With Infrastructure as a Service (IaaS), many of the tasks related to managing and maintaining a physical data center and physical infrastructure (servers, disk storage, networking, and so forth) are abstracted and available as a collection of services that can be accessed and automated from code- and/or web-based management consoles. Developers still have to design and code entire applications and administrators still need to install, manage, and patch third-party solutions, but there is no physical infrastructure to manage anymore. Gone are the long procurement cycles where people would order physical hardware from vendors that would ship the hardware to the buyer who then had to unpackage, assemble, and install the hardware, which consumed space within a data center. With Infrastructure as a Service (IaaS), the virtual infrastructure is available on demand and can be up and running in minutes by calling an application programming interface (API) or launching from a web-based management console. Like utilities such as electricity or water, virtual infrastructure is a metered service that costs money when it is powered on and in use, but stops accumulating costs when it is turned off. In summary, Infrastructure as a Service (IaaS) provides virtual data center capabilities so service consumers can focus more on building and managing applications and less on managing data centers and infrastructure.

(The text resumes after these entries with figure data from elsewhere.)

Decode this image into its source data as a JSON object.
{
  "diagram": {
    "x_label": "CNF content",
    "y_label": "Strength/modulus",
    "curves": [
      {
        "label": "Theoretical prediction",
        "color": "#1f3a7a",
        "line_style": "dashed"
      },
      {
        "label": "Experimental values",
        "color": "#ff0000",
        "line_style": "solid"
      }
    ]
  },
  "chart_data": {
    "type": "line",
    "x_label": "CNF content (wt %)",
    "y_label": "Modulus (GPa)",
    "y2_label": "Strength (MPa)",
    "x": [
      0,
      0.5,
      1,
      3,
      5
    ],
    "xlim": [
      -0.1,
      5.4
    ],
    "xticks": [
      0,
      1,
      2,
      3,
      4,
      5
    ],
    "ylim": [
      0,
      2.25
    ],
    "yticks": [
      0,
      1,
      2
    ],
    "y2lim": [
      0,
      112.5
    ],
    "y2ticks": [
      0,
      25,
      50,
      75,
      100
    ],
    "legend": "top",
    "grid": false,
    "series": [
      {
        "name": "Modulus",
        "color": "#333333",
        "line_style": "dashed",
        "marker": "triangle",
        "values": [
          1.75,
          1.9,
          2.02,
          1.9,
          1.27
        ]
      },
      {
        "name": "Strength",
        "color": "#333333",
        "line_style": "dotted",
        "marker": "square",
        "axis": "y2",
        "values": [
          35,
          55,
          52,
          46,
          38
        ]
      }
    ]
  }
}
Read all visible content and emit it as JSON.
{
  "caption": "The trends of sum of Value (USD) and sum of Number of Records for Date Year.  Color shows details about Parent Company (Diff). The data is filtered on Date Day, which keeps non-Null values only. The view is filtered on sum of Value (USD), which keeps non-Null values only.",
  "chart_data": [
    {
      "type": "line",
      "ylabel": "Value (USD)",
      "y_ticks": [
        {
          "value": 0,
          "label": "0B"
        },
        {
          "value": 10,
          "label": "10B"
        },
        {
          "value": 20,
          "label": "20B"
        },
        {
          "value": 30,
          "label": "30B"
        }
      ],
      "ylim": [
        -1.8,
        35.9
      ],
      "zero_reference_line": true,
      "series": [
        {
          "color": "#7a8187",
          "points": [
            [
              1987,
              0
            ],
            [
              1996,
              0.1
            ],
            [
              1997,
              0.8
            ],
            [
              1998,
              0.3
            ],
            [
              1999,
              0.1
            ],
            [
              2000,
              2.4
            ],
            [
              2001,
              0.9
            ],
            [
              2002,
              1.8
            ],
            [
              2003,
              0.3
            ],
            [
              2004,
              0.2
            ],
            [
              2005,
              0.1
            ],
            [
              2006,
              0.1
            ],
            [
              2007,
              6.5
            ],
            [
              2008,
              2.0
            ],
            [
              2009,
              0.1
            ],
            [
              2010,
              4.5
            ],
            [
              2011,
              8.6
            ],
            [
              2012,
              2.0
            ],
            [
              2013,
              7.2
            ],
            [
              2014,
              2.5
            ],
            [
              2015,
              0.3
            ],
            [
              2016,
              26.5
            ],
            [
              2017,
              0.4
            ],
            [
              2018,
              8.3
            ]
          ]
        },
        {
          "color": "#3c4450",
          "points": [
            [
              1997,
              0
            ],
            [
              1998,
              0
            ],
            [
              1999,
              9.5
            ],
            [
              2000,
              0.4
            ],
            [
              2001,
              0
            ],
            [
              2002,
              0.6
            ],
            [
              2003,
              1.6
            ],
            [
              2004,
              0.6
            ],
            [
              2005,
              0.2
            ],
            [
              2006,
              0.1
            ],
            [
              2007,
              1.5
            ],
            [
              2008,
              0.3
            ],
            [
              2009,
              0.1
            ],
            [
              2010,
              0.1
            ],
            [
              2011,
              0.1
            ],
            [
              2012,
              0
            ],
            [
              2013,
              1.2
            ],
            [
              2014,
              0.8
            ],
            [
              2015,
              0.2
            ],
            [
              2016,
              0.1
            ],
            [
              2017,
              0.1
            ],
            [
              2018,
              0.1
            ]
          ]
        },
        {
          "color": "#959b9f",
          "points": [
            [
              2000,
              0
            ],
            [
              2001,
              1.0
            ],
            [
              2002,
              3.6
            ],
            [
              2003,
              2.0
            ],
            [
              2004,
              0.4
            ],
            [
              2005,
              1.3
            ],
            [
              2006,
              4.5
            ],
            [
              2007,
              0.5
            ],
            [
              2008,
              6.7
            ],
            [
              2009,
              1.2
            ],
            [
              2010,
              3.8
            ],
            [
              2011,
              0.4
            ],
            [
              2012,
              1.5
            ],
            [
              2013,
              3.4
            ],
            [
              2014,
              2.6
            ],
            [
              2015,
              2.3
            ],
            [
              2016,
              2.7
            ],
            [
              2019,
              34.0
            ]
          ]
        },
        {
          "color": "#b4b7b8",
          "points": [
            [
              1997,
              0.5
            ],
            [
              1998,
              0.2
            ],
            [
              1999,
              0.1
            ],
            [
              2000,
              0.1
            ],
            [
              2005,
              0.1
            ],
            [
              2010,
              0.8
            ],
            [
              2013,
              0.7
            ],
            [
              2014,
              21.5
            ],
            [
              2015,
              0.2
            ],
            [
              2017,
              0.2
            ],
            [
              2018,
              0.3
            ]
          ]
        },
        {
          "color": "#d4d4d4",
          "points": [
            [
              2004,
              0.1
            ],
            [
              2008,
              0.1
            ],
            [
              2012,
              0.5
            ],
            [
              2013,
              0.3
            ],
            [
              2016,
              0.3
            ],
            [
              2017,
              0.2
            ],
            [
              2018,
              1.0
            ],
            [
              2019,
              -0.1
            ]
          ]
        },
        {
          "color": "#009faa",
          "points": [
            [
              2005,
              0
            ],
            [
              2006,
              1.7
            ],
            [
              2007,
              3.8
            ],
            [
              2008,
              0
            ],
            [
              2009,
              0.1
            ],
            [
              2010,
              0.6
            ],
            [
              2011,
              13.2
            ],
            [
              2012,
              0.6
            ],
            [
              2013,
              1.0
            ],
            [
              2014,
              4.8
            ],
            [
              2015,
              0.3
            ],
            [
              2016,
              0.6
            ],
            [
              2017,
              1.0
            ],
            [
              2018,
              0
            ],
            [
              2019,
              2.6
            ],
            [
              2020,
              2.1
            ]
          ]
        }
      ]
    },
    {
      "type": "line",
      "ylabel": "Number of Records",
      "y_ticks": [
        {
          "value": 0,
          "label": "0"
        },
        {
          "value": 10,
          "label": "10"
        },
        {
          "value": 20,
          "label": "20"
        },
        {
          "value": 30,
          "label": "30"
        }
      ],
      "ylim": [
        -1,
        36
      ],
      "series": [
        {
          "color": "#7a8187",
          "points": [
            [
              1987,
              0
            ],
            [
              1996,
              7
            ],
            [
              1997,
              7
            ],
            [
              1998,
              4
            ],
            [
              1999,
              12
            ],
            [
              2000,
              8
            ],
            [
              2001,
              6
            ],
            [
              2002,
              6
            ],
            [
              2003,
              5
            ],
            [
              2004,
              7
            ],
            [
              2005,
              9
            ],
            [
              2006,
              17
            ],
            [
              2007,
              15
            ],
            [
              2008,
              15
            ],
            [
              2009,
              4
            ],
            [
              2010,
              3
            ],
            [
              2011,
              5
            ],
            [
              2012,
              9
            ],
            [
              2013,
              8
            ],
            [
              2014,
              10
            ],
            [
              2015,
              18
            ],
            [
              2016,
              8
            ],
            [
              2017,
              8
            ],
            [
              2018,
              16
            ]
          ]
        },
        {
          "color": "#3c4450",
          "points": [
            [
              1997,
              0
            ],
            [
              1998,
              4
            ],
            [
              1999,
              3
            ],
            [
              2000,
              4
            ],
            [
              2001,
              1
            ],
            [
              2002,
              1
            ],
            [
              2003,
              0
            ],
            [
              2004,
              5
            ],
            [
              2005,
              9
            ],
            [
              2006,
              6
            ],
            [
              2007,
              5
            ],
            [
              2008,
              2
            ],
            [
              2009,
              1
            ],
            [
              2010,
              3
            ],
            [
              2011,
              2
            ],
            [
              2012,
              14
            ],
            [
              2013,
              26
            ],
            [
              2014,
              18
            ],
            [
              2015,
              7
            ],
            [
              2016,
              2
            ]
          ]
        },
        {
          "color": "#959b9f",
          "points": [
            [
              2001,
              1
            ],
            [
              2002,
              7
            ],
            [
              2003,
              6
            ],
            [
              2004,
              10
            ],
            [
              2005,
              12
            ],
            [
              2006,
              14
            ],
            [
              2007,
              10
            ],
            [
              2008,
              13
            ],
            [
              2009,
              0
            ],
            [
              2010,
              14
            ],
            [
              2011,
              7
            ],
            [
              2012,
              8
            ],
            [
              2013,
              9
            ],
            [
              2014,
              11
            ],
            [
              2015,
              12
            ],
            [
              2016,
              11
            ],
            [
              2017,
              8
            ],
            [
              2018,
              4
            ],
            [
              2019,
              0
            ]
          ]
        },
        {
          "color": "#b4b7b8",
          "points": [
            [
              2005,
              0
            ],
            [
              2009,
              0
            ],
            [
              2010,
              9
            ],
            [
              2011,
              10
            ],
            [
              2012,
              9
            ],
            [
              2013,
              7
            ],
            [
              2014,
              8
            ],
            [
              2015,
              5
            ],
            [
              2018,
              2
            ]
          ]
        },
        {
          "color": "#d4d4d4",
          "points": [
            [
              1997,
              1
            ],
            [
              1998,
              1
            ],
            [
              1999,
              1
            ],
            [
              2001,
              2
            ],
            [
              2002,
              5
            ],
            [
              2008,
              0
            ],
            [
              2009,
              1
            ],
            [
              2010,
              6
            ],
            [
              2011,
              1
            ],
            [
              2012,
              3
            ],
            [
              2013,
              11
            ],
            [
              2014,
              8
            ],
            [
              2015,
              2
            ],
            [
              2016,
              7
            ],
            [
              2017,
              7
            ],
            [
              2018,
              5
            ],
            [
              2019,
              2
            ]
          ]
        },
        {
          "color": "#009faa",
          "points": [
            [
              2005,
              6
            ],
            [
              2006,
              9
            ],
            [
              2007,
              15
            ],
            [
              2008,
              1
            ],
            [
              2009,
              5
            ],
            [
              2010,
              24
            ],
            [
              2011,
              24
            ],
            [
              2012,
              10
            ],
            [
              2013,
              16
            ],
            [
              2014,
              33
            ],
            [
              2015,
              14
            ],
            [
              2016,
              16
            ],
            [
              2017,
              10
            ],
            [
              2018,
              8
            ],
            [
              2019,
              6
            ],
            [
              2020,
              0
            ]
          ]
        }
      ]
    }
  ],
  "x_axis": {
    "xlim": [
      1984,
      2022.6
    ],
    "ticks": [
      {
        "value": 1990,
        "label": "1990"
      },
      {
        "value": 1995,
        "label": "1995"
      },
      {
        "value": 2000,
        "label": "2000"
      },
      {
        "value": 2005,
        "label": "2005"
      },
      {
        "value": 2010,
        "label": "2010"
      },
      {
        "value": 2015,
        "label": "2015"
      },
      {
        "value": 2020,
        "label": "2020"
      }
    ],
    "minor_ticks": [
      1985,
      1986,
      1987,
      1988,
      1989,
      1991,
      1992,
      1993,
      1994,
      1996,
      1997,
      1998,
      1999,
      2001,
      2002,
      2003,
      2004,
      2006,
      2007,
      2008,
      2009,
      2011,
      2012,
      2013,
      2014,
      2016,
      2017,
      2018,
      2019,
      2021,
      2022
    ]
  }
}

There are several Infrastructure as a Service (IaaS) vendors in the marketplace and too many to name in this Cloud Service Models Tutorial and Course. The most mature and widely used Infrastructure as a Service (IaaS) cloud service provider is Amazon Web Services (AWS). Rackspace and GoGrid are also early pioneers in this space. OpenStack is an open source project that provides Infrastructure as a Service (IaaS) capabilities for those consumers who want to avoid vendor lock-in and want the control to build their own Infrastructure as a Service (IaaS) capabilities in-house, which is referred to as a private cloud. There are a number of companies that are building Infrastructure as a Service (IaaS) solutions on top of OpenStack similar to how there are many different distributions of Linux.
Cloud computing is revolutionizing the way software is built and delivered. We are in a paradigm shift, moving away from a legacy model where we buy and control infrastructure and build or buy software to a new world where we consume everything as services. It is critical that managers and architects fully understand the pros and cons of cloud computing, the definitions of each cloud service model, and the definitions of each cloud deployment model. When leveraged properly, cloud computing can bring an organization unprecedented agility and greatly reduced costs while connecting the organization to a global collection of services. However, if cloud computing is not fully understood, an organization can find itself building yet another collection of IT-silo-based software solutions that never delivers on its promises to the business.